As dificuldades do acolhimento de refugiados

Enviada em 01/04/2021

Desde 2011, quando começou a guerra civil na Síria, milhares de pessoas começaram a deixar o país em busca de asilo em outros países vizinhos. Atualmente a maioria dos refugiados vêm de três países: Síria, Afeganistão e Sudão do sul. Segundo a ONU para ser considerado refugiado, o motivo da saída do país tem que ser relacionado a perseguições e guerras. Estes sofrem grandes riscos ao embarcarem em pequenos botes, por caminhos perigosos pelos mares e em embarcações superlotadas, sem os mínimos requisitos de segurança. Segundo a Acnur, a Agência da ONU para Refugiados, estima que no meio de 2020 o número de pessoas obrigadas a deixar suas casas por perseguição, conflito e violações de direitos humanos tenha ultrapassado a marca de 80 milhões.

Em 2015 repercutiu uma foto que chocou o mundo e foi considerada o símbolo da crise dos refugiados. A foto mostra o corpo de um menino sírio de três anos, que foi encontrado na beira do mar, vítima de um naufrágio, enquanto ele e a família tentavam se refugiar no Canadá. Esse acontecimento alertou o mundo sobre as condições precárias das migrações dos refugiados. A Organização Internacional para Migrações, OIM, informou que 20.014 migrantes perderam a vida atravessando o Mediterrâneo, nos últimos seis anos.

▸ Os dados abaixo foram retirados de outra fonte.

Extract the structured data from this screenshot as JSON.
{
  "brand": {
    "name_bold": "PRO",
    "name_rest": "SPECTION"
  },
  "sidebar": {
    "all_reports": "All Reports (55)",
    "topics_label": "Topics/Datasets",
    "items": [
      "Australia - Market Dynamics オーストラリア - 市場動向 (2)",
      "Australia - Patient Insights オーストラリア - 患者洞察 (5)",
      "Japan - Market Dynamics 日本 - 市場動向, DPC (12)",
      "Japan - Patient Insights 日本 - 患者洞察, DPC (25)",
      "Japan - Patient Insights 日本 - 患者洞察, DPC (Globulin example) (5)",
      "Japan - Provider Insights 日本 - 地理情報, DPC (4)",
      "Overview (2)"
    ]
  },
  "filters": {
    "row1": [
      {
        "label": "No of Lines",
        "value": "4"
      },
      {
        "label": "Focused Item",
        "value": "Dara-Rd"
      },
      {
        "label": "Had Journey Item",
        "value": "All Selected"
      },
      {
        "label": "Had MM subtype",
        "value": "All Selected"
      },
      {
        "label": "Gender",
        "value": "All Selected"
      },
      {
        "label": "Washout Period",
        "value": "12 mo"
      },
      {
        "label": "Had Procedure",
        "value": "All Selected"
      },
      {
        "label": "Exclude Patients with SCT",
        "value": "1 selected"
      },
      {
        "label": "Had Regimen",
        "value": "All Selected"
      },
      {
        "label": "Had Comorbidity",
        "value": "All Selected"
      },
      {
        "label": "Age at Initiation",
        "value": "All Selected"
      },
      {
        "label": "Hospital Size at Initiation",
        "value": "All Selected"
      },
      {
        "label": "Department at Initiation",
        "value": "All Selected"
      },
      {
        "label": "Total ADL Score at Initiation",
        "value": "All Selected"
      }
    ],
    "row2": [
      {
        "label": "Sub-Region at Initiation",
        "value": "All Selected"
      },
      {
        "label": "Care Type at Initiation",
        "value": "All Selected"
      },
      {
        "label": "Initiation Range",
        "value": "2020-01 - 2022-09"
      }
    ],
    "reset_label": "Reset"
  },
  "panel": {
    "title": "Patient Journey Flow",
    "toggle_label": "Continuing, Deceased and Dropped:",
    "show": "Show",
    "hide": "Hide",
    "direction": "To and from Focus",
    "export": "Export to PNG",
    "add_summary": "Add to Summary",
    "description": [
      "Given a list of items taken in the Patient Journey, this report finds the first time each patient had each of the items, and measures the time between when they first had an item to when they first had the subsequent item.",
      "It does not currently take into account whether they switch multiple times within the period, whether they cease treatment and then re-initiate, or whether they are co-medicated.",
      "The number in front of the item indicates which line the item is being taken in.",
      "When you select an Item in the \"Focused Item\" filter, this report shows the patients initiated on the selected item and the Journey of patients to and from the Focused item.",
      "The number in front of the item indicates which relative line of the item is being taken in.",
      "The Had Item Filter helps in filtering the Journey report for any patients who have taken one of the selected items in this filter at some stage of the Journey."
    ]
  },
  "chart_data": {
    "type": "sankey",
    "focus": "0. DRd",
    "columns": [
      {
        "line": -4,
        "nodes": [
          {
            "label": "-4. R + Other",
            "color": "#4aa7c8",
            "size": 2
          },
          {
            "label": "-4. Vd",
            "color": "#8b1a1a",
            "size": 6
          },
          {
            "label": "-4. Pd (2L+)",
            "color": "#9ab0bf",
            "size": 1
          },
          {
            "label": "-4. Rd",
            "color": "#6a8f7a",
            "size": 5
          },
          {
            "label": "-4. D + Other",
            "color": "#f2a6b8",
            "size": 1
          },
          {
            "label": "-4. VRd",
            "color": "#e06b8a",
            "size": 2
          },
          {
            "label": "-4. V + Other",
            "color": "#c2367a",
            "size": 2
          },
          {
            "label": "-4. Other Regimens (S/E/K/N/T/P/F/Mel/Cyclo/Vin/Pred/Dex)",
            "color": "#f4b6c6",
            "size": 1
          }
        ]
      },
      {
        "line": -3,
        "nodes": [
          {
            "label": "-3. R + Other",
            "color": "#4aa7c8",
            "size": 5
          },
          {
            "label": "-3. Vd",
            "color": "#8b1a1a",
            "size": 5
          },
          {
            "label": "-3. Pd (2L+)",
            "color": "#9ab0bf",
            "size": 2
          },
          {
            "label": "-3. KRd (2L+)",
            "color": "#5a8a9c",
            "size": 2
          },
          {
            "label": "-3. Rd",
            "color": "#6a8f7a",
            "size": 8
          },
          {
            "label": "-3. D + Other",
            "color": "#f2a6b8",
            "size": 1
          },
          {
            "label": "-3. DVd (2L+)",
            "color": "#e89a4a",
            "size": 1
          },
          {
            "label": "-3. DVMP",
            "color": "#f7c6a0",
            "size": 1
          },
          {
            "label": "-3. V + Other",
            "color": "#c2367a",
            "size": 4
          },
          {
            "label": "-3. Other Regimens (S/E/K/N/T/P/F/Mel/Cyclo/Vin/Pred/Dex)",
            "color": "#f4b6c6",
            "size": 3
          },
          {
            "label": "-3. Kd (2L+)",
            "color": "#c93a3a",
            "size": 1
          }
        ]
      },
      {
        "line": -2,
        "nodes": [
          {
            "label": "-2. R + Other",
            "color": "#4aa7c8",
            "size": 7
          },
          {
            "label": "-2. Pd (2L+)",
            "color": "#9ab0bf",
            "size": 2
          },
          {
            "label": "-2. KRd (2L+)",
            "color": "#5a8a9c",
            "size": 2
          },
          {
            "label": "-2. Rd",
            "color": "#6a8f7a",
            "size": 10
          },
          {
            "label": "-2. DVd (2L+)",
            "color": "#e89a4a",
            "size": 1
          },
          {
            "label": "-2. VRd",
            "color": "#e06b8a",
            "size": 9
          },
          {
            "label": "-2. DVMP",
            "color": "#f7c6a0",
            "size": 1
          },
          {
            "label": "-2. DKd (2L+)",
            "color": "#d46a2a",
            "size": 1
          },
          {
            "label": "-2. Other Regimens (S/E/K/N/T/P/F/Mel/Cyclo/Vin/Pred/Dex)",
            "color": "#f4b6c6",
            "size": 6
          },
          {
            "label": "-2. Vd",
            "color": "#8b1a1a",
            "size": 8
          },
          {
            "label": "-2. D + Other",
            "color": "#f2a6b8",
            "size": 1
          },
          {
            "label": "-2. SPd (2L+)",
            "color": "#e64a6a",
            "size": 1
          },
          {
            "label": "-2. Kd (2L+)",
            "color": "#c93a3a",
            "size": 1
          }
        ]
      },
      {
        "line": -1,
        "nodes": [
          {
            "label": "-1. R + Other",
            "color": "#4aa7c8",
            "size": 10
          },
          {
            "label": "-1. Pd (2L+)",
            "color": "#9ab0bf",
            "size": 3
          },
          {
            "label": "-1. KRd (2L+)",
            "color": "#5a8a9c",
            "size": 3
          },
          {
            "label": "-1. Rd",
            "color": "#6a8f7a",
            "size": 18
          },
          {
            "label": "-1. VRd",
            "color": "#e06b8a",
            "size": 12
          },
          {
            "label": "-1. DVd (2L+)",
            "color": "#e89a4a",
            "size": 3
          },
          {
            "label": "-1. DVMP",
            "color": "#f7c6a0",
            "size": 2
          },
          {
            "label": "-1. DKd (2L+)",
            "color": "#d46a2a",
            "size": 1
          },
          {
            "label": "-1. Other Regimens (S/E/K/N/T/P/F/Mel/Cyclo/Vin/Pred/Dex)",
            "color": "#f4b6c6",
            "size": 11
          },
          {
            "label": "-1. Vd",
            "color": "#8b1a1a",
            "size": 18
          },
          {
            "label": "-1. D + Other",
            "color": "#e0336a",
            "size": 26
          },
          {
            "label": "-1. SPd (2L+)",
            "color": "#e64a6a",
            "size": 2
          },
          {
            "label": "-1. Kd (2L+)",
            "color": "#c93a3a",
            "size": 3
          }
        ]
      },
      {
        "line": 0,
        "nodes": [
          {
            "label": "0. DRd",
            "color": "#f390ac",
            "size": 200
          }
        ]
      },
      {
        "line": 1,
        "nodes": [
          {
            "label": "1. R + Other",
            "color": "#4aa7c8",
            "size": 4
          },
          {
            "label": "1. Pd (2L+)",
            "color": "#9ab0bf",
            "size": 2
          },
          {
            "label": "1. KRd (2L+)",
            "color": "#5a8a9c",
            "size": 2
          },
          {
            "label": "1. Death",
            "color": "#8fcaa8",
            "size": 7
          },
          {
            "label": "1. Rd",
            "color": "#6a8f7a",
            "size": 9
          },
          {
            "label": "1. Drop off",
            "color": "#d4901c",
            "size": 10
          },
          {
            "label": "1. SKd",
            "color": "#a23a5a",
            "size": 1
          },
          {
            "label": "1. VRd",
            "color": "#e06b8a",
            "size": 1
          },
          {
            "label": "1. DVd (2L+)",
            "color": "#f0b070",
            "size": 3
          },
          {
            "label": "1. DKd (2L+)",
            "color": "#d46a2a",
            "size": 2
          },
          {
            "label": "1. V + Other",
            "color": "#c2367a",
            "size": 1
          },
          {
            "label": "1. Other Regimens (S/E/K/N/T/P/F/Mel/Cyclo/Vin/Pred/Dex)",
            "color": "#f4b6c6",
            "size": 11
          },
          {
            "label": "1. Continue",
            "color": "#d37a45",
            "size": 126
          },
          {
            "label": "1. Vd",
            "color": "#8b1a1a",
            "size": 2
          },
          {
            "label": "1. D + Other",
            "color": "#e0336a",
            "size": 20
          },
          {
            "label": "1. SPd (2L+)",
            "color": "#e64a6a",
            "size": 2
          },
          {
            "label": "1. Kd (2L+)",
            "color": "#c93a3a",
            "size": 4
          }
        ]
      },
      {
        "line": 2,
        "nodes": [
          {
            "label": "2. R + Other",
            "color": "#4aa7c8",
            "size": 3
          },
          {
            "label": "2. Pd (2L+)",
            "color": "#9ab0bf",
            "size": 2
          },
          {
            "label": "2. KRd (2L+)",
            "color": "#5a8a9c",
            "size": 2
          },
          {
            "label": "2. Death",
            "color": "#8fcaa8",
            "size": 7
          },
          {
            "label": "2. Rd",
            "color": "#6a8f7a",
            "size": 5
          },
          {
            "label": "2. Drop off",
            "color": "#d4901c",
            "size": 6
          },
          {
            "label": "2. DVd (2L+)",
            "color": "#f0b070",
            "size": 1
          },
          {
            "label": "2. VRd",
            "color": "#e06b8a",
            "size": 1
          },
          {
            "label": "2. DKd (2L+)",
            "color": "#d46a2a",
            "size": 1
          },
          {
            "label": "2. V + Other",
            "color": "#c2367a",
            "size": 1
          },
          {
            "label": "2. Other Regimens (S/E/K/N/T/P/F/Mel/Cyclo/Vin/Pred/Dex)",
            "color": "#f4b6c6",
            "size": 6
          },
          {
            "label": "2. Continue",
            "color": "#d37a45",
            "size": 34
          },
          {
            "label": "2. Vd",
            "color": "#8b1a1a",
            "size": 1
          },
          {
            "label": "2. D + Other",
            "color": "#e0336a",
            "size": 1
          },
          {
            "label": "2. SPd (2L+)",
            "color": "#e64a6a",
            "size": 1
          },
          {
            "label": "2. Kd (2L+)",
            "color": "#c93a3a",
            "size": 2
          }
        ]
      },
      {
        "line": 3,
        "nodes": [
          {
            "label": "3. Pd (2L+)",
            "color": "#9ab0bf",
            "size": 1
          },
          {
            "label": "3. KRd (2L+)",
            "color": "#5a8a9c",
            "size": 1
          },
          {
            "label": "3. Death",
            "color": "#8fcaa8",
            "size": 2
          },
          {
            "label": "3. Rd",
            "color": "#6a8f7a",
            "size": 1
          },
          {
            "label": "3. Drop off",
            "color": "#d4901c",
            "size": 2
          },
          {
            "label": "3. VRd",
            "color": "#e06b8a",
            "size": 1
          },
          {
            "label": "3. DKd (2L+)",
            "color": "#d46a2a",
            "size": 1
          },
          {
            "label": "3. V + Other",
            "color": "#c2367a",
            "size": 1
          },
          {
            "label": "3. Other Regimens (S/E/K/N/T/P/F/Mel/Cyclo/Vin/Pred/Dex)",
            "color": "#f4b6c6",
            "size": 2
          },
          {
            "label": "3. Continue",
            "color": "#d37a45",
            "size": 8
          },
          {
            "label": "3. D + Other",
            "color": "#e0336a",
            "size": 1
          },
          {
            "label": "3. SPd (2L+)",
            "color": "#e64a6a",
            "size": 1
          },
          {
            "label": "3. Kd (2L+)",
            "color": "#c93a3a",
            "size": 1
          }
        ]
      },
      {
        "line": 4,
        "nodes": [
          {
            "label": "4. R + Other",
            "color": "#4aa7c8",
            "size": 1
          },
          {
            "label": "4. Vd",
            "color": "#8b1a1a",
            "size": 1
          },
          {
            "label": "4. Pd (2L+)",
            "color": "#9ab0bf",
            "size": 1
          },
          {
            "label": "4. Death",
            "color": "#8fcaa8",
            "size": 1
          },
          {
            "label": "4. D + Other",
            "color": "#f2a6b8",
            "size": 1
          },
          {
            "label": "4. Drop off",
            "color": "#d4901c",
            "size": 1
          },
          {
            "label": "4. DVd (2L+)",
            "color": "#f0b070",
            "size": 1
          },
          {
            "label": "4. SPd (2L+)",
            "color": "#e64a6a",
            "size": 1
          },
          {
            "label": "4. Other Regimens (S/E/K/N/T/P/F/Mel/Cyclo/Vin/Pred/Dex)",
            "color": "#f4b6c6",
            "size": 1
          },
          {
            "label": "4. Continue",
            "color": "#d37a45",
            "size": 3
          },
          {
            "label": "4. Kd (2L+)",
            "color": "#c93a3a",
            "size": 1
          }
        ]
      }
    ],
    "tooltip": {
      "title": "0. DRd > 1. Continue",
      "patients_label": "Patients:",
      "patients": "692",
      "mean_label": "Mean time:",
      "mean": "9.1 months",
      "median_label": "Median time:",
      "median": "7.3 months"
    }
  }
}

Tais problemas não acabam aí, os campos de refugiados estão superlotados, não há saneamento básico, e nem vagas para todos que chegam, o intuito desses lugares é uma ajuda temporária, para que possam ser legalizados dentro do país. A Acnur indica que cerca de 80% dos refugiados vivem nesses campos em situações precárias, sem saneamento básico, e a maioria em países em desenvolvimento nos quais o sistema de saúde é fraco.

Contemporaneamente,no Brasil, não há campos de refugiados, em 2018 o presidente Jair Bolsonaro, cogitou a ideia de serem criados, para receber refugiados venezuelanos, porém o projeto não foi a frente. A ajuda mútua entre os países seria de fundamental importância, para que haja uma maior distribuição deles e também oportunidade de empregos, assim causando menos problemas aos países que têm dificuldades em atender ao grande contingente de refugiados.

No Brasil, Cabe a CONARE (Comitê Nacional para Refugiados), de proporcionar abrigos, e empregos para tais. Há também a questão da xenofobia, muitos brasileiros alegam que os grandes números de refugiados geram um grande desemprego e alteram a cultura local. O que falta na população do mundo todo, é a capacidade de reconhecer que estes precisam de ajuda. Pois, deixaram suas casas para que consigam sobreviver da guerra. Contudo, a lei que está em vigor desde 1997 garante tais direitos, porém faz parte do poder judiciário de garantir que ela seja colocada em prática.